Sonradan inkâr edilse de gerçek apaçık ortada: Rusya da sonunda Beşşar Esad ve Baas rejiminin devamından umudunu kesmiş görünüyor. Moskova’nın Esad’ı veya Baas Partilileri düşündüğünü sanmam; şimdiye kadar sürdürülen politik çizgiyi imaja zarar vermeden değiştirmenin formülü arandığı için iş uzuyor.

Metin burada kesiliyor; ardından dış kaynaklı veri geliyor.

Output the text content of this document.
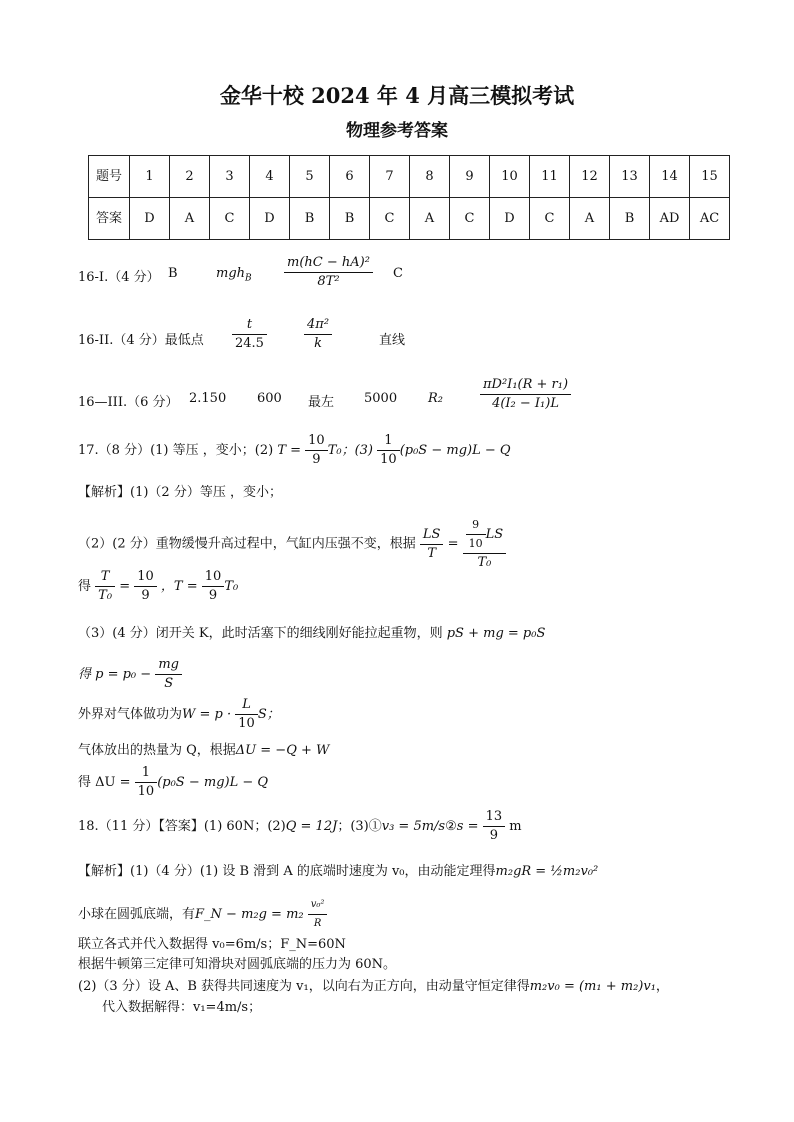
金华十校 2024 年 4 月高三模拟考试
物理参考答案
题号	1	2	3	4	5	6	7	8	9	10	11	12	13	14	15
答案	D	A	C	D	B	B	C	A	C	D	C	A	B	AD	AC
16-I.（4 分） B	$mgh_B \frac{\text{m(hC − hA)²}}{\text{8T²}}$ C
16-II.（4 分）最低点 $\frac{t}{24.5}$	$\frac{\text{4π²}}{k}$	直线
16—III.（6 分） 2.150 600 最左 5000 R₂	$\frac{\text{πD²I₁(R + r₁)}}{\text{4(I₂ − I₁)L}}$
17.（8 分）(1) 等压 ，变小；(2) $T = \frac{10}{9} T_0$；$(3) \frac{1}{10} (p_0S - mg)L - Q$
【解析】(1)（2 分）等压 ，变小；
（2）(2 分）重物缓慢升高过程中，气缸内压强不变，根据 $\frac{LS}{T} = \frac{\frac{9}{10} LS}{\text{T₀}}$
得 $\frac{T}{\text{T₀}} = \frac{10}{9}$ ，$T = \frac{10}{9} T_0$
（3）(4 分）闭开关 K，此时活塞下的细线刚好能拉起重物，则 pS + mg = p₀S
得 $p = p_0 - \frac{mg}{S}$
外界对气体做功为$W = p \cdot \frac{L}{10}$ S；
气体放出的热量为 Q，根据ΔU = −Q + W
得 $\Delta U = \frac{1}{10} (p_0S - mg)L - Q$
18.（11 分）【答案】(1) 60N；(2)Q = 12J；(3)①v₃ = 5m/s②s = $\frac{13}{9}$ m
【解析】(1)（4 分）(1) 设 B 滑到 A 的底端时速度为 v₀，由动能定理得m₂gR = ½m₂v₀²
小球在圆弧底端，有F_N − $m_2g = m_2 \frac{\text{v₀²}}{R}$
联立各式并代入数据得 v₀=6m/s；F_N=60N
根据牛顿第三定律可知滑块对圆弧底端的压力为 60N。
(2)（3 分）设 A、B 获得共同速度为 v₁，以向右为正方向，由动量守恒定律得m₂v₀ = (m₁ + m₂)v₁，
代入数据解得：v₁=4m/s；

Rusya’nın cephe değiştirmesiyle birlikte Suriye’de Baas direnişinin sonuna yaklaşıldı. Scud füzesi kullandı muhalifler üzerine Beşşar Esad, ardından beklenen gerçekleşir ve kimyasal silâha başvurursa, bu, ortak müdahale için gerekçe yapılacaktır.
Geçmişte konuyla ilgili bayağı mürekkep tükettiğim için bu noktaya nasıl gelindiğiyle ilgili temel verileri paylaşmama gerek yok; kısa bir özetle yetineceğim: İç savaşın başladığı ilk günden buyana Suriye’nin bütün kentleri büyük tahribata uğradı; kalkınmaya ayrılacak kaynaklar ölüm yağdırmak için kullanıldı ve 20 bine yakın insan hayatını kaybetti. Yarın normale dönüldüğünde her Suriyeli diğerinden kuşku duyacaktır.

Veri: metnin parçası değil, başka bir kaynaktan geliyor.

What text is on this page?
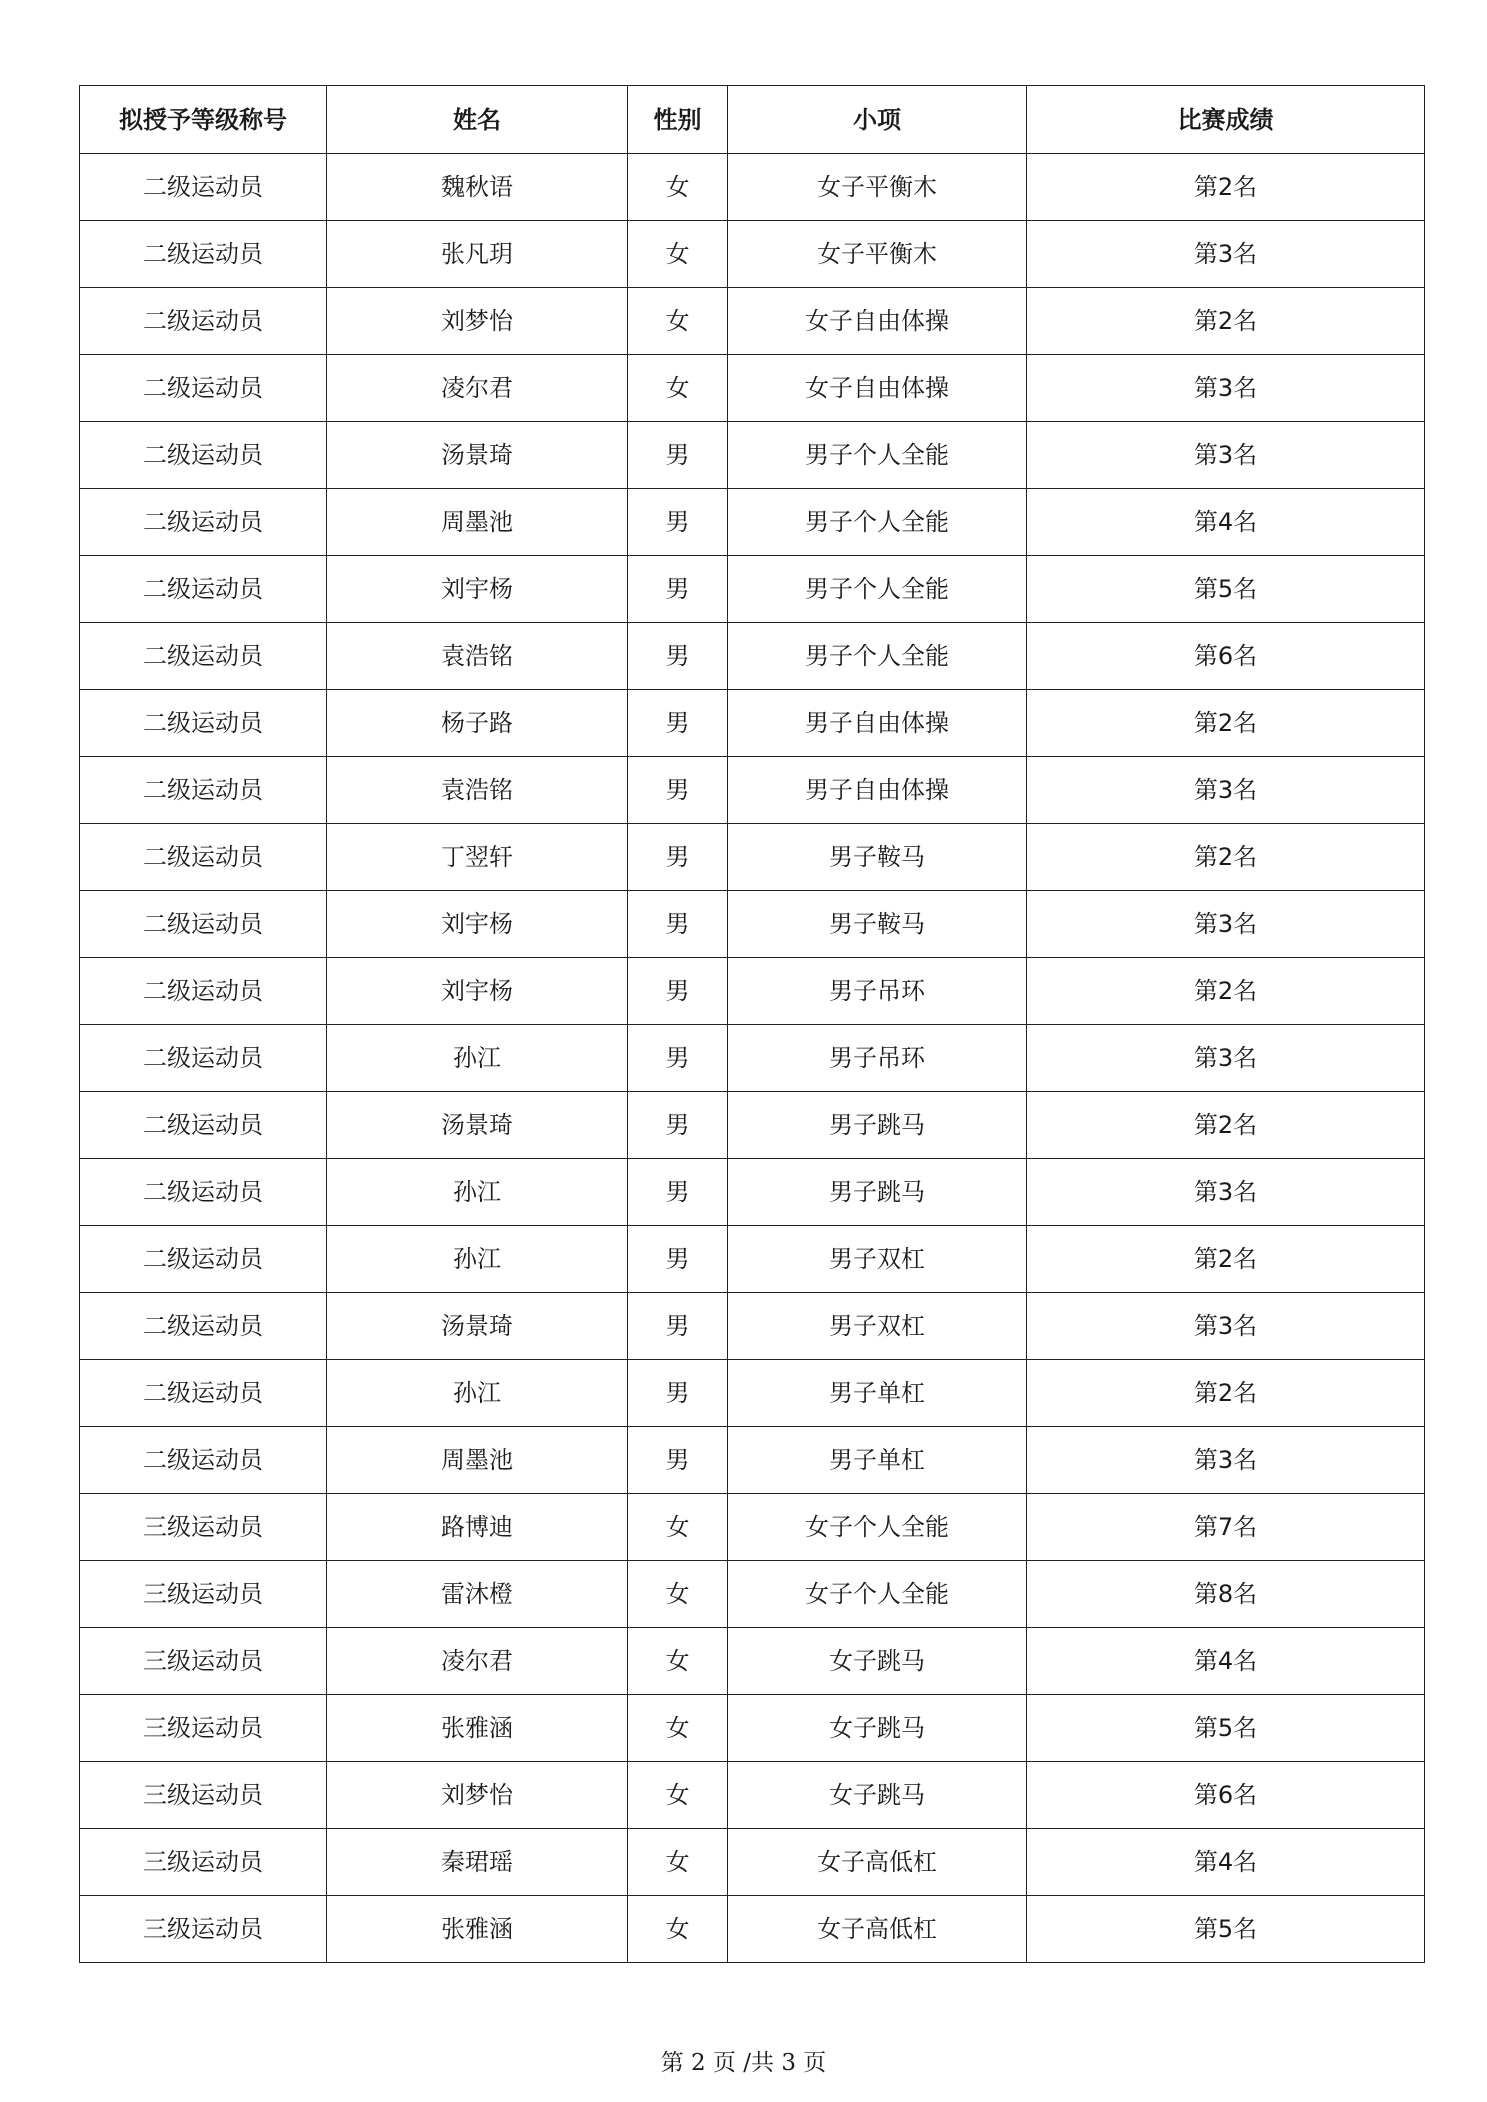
拟授予等级称号	姓名	性别	小项	比赛成绩
二级运动员	魏秋语	女	女子平衡木	第2名
二级运动员	张凡玥	女	女子平衡木	第3名
二级运动员	刘梦怡	女	女子自由体操	第2名
二级运动员	凌尔君	女	女子自由体操	第3名
二级运动员	汤景琦	男	男子个人全能	第3名
二级运动员	周墨池	男	男子个人全能	第4名
二级运动员	刘宇杨	男	男子个人全能	第5名
二级运动员	袁浩铭	男	男子个人全能	第6名
二级运动员	杨子路	男	男子自由体操	第2名
二级运动员	袁浩铭	男	男子自由体操	第3名
二级运动员	丁翌轩	男	男子鞍马	第2名
二级运动员	刘宇杨	男	男子鞍马	第3名
二级运动员	刘宇杨	男	男子吊环	第2名
二级运动员	孙江	男	男子吊环	第3名
二级运动员	汤景琦	男	男子跳马	第2名
二级运动员	孙江	男	男子跳马	第3名
二级运动员	孙江	男	男子双杠	第2名
二级运动员	汤景琦	男	男子双杠	第3名
二级运动员	孙江	男	男子单杠	第2名
二级运动员	周墨池	男	男子单杠	第3名
三级运动员	路博迪	女	女子个人全能	第7名
三级运动员	雷沐橙	女	女子个人全能	第8名
三级运动员	凌尔君	女	女子跳马	第4名
三级运动员	张雅涵	女	女子跳马	第5名
三级运动员	刘梦怡	女	女子跳马	第6名
三级运动员	秦珺瑶	女	女子高低杠	第4名
三级运动员	张雅涵	女	女子高低杠	第5名
第 2 页 /共 3 页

Eğer süreci uzatanların amacı bu sonucu sağlamak idiyse başarılı oldukları söylenebilir.
Süreci uzatanların amacının bu olduğu o kadar belli ki...
Rusya’nın şimdiye kadar Beşşar Esad ve Baas rejiminin yanında durmasının mâkul bir sebebi yok; eğer makul bir sebebi var idiyse şimdi yol ayrımına gelmesi gerekçesiz. O zaman neden kentlerin tahrip olmasına, insanların kanının dökülmesine göz yumdu Rusya şimdiye kadar?

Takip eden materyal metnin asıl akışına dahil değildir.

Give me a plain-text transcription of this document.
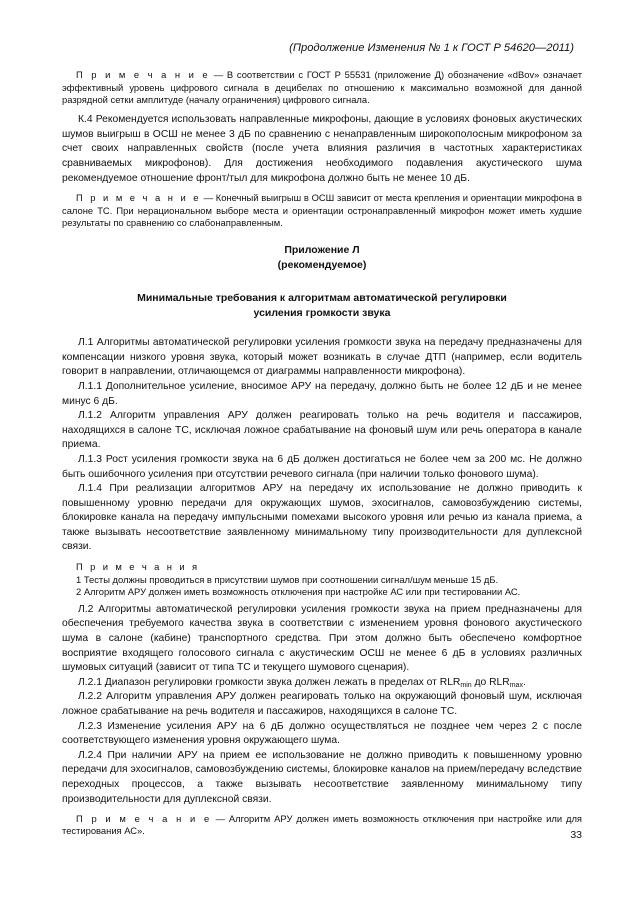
(Продолжение Изменения № 1 к ГОСТ Р 54620—2011)

П р и м е ч а н и е — В соответствии с ГОСТ Р 55531 (приложение Д) обозначение «dBov» означает эффективный уровень цифрового сигнала в децибелах по отношению к максимально возможной для данной разрядной сетки амплитуде (началу ограничения) цифрового сигнала.

К.4 Рекомендуется использовать направленные микрофоны, дающие в условиях фоновых акустических шумов выигрыш в ОСШ не менее 3 дБ по сравнению с ненаправленным широкополосным микрофоном за счет своих направленных свойств (после учета влияния различия в частотных характеристиках сравниваемых микрофонов). Для достижения необходимого подавления акустического шума рекомендуемое отношение фронт/тыл для микрофона должно быть не менее 10 дБ.

П р и м е ч а н и е — Конечный выигрыш в ОСШ зависит от места крепления и ориентации микрофона в салоне ТС. При нерациональном выборе места и ориентации остронаправленный микрофон может иметь худшие результаты по сравнению со слабонаправленным.

Приложение Л

(рекомендуемое)

Минимальные требования к алгоритмам автоматической регулировки

усиления громкости звука

Л.1 Алгоритмы автоматической регулировки усиления громкости звука на передачу предназначены для компенсации низкого уровня звука, который может возникать в случае ДТП (например, если водитель говорит в направлении, отличающемся от диаграммы направленности микрофона).

Л.1.1 Дополнительное усиление, вносимое АРУ на передачу, должно быть не более 12 дБ и не менее минус 6 дБ.

Л.1.2 Алгоритм управления АРУ должен реагировать только на речь водителя и пассажиров, находящихся в салоне ТС, исключая ложное срабатывание на фоновый шум или речь оператора в канале приема.

Л.1.3 Рост усиления громкости звука на 6 дБ должен достигаться не более чем за 200 мс. Не должно быть ошибочного усиления при отсутствии речевого сигнала (при наличии только фонового шума).

Л.1.4 При реализации алгоритмов АРУ на передачу их использование не должно приводить к повышенному уровню передачи для окружающих шумов, эхосигналов, самовозбуждению системы, блокировке канала на передачу импульсными помехами высокого уровня или речью из канала приема, а также вызывать несоответствие заявленному минимальному типу производительности для дуплексной связи.

П р и м е ч а н и я
1 Тесты должны проводиться в присутствии шумов при соотношении сигнал/шум меньше 15 дБ.
2 Алгоритм АРУ должен иметь возможность отключения при настройке АС или при тестировании АС.

Л.2 Алгоритмы автоматической регулировки усиления громкости звука на прием предназначены для обеспечения требуемого качества звука в соответствии с изменением уровня фонового акустического шума в салоне (кабине) транспортного средства. При этом должно быть обеспечено комфортное восприятие входящего голосового сигнала с акустическим ОСШ не менее 6 дБ в условиях различных шумовых ситуаций (зависит от типа ТС и текущего шумового сценария).

Л.2.1 Диапазон регулировки громкости звука должен лежать в пределах от $RLR_{min}$ до $RLR_{max}$.

Л.2.2 Алгоритм управления АРУ должен реагировать только на окружающий фоновый шум, исключая ложное срабатывание на речь водителя и пассажиров, находящихся в салоне ТС.

Л.2.3 Изменение усиления АРУ на 6 дБ должно осуществляться не позднее чем через 2 с после соответствующего изменения уровня окружающего шума.

Л.2.4 При наличии АРУ на прием ее использование не должно приводить к повышенному уровню передачи для эхосигналов, самовозбуждению системы, блокировке каналов на прием/передачу вследствие переходных процессов, а также вызывать несоответствие заявленному минимальному типу производительности для дуплексной связи.

П р и м е ч а н и е — Алгоритм АРУ должен иметь возможность отключения при настройке или для тестирования АС».	33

Aynı durum Rusya’yı ikna edenler için de pekâlâ söylenebilir: Perde gerisinde büyük anlaşmayı sağlayıp Rusya’yı denklemin içine bugünlerde çekenler, neden bunu daha önce yapmadılar? Sorun muhalefet cephesinin ilk biçimini beğenmemekten kaynaklanıyorsa, şimdi yakalanan uzlaşmayı sürecin herhangi bir noktasında sağlayabilirdi taraflar...
Bunu istemedikleri için gecikmenin yaşandığı görülebiliyor.
Eskiden olsa ‘komploculuk’ ithamıyla ilk elde mahkum edilecek tespit ve yorumlar artık doğal karşılanıyor. ‘Komploculuk’ işin içinde başka bir iş aramak olarak algılanmıyor artık; esas komplonun perde gerisinde ‘al gülüm, ver gülüm’ pazarlığı yürütenlerin işi olduğu anlaşıldı. Ne idiyse muratları, onu bu arada gerçekleştirmiş oldu ‘komplocular’...
Muratları arasında ‘bölgenin racon sahibi’ konumuna kendini usulca yerleştiren Türkiye’ye haddini bildirmek ve bu arada daha önce razı olmadığı bazı güvenlik tedbirlerini kabul etmesini sağlamak var idiyse... Onu da başardılar.
Niyet Suriye’nin toprak bütünlüğünü korumak mı, yoksa esasen küçük bir ülke olan Suriye’den birden fazla devletçik çıkmasını da düşünüyorlar mı?
Suriye’den sonra sırada Ürdün mü var?
Irak’ın fiziki olarak parçalanması için de düğmeye basıldı mı?
Önceliğin İran’da olduğu görüntüsü verilmişti; şimdilerde İran adının pek geçmemesi iyiye mi kötüye mi alamet?
İsrail’de Likud ile Yisrael Beytenu partileri arasında kurulan ittifaktan sonra Lieberman’ı hukuk yoluyla siyaset-dışına itecekler mi, yoksa Filistin’i Netanyahu-Lieberman ikilisine mi tanıtacaklar?
Bu soruları ben soruyorum, ama hepsi benim zihnimin ürünü değil.
Dünya artık farklı bir dünya ve herkesin işi zor.